Iseult almost wept at the sight of her.

No, she did weep. Tears flecked from her eyes, and she realized she had been wrong before. Back at the sky-ferry. The warmth in her chest was love, for this strange child who was not a child at all.

“You were slow,” Owl said, and before Iseult could process what that even meant, Leopold reached Iseult. Without warning and with one arm in a sling, he pulled her into an embrace. She was so startled, she did not resist it—and his Threads, such icy relief, such sunset happiness and mossy concern, briefly veiled the world around them. “I lost you on the river,” he said. “I could not find you, and I thought it was all over.”

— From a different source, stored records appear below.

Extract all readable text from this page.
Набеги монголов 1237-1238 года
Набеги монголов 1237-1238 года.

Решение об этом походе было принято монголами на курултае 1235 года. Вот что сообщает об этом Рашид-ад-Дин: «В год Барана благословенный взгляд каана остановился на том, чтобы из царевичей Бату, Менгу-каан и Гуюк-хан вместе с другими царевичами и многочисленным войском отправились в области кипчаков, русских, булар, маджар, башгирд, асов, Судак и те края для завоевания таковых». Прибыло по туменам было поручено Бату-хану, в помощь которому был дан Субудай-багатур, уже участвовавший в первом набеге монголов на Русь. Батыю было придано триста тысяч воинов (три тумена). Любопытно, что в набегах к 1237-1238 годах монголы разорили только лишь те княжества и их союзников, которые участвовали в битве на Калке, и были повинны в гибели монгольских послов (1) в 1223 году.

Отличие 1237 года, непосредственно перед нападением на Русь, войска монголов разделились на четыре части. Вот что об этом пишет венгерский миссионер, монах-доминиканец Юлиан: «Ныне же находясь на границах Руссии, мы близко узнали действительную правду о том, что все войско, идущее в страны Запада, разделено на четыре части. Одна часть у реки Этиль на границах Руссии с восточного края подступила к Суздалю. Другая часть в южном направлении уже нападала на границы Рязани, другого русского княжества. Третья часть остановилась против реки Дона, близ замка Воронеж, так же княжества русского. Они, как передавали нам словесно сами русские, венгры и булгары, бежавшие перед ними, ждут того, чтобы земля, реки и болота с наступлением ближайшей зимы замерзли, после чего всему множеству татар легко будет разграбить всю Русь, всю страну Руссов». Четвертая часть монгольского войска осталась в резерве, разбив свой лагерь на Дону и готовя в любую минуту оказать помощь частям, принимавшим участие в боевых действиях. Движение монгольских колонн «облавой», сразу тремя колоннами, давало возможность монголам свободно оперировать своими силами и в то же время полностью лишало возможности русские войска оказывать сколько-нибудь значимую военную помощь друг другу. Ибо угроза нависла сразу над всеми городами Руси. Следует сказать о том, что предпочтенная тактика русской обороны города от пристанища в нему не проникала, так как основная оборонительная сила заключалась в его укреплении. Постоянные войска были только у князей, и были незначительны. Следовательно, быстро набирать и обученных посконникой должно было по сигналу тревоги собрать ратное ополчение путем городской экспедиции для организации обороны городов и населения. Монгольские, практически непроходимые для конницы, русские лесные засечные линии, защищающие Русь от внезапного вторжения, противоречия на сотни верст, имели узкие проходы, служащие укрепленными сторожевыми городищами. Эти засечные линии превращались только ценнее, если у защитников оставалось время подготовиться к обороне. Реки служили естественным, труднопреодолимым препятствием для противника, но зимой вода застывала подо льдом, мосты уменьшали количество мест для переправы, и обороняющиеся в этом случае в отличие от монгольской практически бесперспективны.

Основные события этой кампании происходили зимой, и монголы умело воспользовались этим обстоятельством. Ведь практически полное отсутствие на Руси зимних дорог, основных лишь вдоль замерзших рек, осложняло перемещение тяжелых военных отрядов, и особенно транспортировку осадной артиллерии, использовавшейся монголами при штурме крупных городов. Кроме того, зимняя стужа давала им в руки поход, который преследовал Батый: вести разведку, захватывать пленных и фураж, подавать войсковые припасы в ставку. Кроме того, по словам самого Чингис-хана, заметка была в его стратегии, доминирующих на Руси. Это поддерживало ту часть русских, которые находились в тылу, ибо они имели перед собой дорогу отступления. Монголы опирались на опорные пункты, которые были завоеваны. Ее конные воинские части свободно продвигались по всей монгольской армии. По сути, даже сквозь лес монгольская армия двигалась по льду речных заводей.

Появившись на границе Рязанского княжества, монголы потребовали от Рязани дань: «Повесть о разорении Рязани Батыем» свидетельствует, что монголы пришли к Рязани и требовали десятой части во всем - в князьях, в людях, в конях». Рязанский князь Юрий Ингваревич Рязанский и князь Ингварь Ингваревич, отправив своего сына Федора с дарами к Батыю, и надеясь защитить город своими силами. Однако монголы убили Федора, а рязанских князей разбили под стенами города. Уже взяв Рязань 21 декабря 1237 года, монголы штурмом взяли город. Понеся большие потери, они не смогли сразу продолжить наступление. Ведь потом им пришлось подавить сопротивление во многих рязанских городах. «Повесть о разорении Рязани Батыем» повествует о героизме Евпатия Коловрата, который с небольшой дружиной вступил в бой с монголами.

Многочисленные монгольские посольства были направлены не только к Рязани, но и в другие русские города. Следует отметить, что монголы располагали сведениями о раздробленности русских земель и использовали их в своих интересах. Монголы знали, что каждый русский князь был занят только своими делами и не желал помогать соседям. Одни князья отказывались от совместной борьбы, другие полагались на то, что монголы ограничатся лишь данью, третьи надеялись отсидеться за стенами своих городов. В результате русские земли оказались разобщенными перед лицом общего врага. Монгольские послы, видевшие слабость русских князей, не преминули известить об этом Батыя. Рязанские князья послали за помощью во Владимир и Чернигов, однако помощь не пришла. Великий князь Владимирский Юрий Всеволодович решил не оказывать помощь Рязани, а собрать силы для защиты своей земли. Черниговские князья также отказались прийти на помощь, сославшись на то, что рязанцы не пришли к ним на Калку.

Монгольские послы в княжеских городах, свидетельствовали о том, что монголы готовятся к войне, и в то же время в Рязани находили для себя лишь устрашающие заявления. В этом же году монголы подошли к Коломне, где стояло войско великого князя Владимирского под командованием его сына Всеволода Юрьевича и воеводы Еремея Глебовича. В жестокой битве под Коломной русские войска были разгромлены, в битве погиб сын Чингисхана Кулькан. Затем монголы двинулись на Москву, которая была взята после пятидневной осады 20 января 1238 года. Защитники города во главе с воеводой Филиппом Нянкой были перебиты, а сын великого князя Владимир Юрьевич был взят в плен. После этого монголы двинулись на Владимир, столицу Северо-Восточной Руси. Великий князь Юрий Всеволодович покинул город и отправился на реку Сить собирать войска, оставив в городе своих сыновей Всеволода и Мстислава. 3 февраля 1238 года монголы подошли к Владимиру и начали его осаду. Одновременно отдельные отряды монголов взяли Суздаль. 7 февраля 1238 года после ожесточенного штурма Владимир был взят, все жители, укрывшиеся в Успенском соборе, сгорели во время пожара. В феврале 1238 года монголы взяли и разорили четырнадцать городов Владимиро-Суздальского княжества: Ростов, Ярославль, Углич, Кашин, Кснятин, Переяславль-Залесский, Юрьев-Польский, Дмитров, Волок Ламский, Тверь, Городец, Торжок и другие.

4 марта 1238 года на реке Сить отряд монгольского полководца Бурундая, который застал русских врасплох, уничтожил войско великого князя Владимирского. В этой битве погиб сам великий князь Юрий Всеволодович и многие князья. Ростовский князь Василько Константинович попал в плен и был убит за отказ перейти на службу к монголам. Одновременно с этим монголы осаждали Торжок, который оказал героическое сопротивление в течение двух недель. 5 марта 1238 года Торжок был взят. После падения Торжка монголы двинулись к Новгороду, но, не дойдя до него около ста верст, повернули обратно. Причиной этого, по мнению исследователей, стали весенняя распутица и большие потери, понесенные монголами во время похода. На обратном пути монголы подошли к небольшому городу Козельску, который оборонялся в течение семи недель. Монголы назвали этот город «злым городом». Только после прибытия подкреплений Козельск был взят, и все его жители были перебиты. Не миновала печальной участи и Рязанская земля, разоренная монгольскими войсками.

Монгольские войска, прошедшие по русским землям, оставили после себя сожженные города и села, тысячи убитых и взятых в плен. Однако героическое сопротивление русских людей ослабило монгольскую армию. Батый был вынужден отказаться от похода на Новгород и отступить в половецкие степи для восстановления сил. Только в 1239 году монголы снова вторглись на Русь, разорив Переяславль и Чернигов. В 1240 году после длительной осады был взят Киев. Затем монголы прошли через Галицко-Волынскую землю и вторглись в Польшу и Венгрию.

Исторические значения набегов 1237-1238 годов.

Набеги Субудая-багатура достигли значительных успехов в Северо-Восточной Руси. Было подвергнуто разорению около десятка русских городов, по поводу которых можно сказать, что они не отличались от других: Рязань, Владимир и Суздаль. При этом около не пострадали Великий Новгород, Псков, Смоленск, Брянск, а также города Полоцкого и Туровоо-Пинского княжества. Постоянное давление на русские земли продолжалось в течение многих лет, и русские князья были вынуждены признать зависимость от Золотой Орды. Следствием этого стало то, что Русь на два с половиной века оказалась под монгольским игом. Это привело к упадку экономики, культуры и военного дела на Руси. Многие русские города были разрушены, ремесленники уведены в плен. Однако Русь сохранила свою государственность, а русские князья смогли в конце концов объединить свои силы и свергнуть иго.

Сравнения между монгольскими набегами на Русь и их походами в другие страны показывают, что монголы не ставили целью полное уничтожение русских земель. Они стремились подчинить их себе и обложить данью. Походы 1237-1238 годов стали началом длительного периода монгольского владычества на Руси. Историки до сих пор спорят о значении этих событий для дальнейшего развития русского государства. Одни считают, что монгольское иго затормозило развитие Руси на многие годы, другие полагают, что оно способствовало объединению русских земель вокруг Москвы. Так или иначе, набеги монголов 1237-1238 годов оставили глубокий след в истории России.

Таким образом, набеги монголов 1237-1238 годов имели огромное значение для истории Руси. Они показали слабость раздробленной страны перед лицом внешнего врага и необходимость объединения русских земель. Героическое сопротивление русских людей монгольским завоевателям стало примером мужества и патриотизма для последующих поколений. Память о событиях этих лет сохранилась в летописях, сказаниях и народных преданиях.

No, Iseult thought, pulling back. I left you. She would confess that to him later, though.

“We have to go,” she told him in Cartorran. “Raiders and monks are coming this way…” She trailed off as the meaning of the scene suddenly sifted into place. Owl. Leopold. Together with two heaps of stones behind them.

“What are you doing?” She put the question to Leopold first, then in Nomatsi for Owl.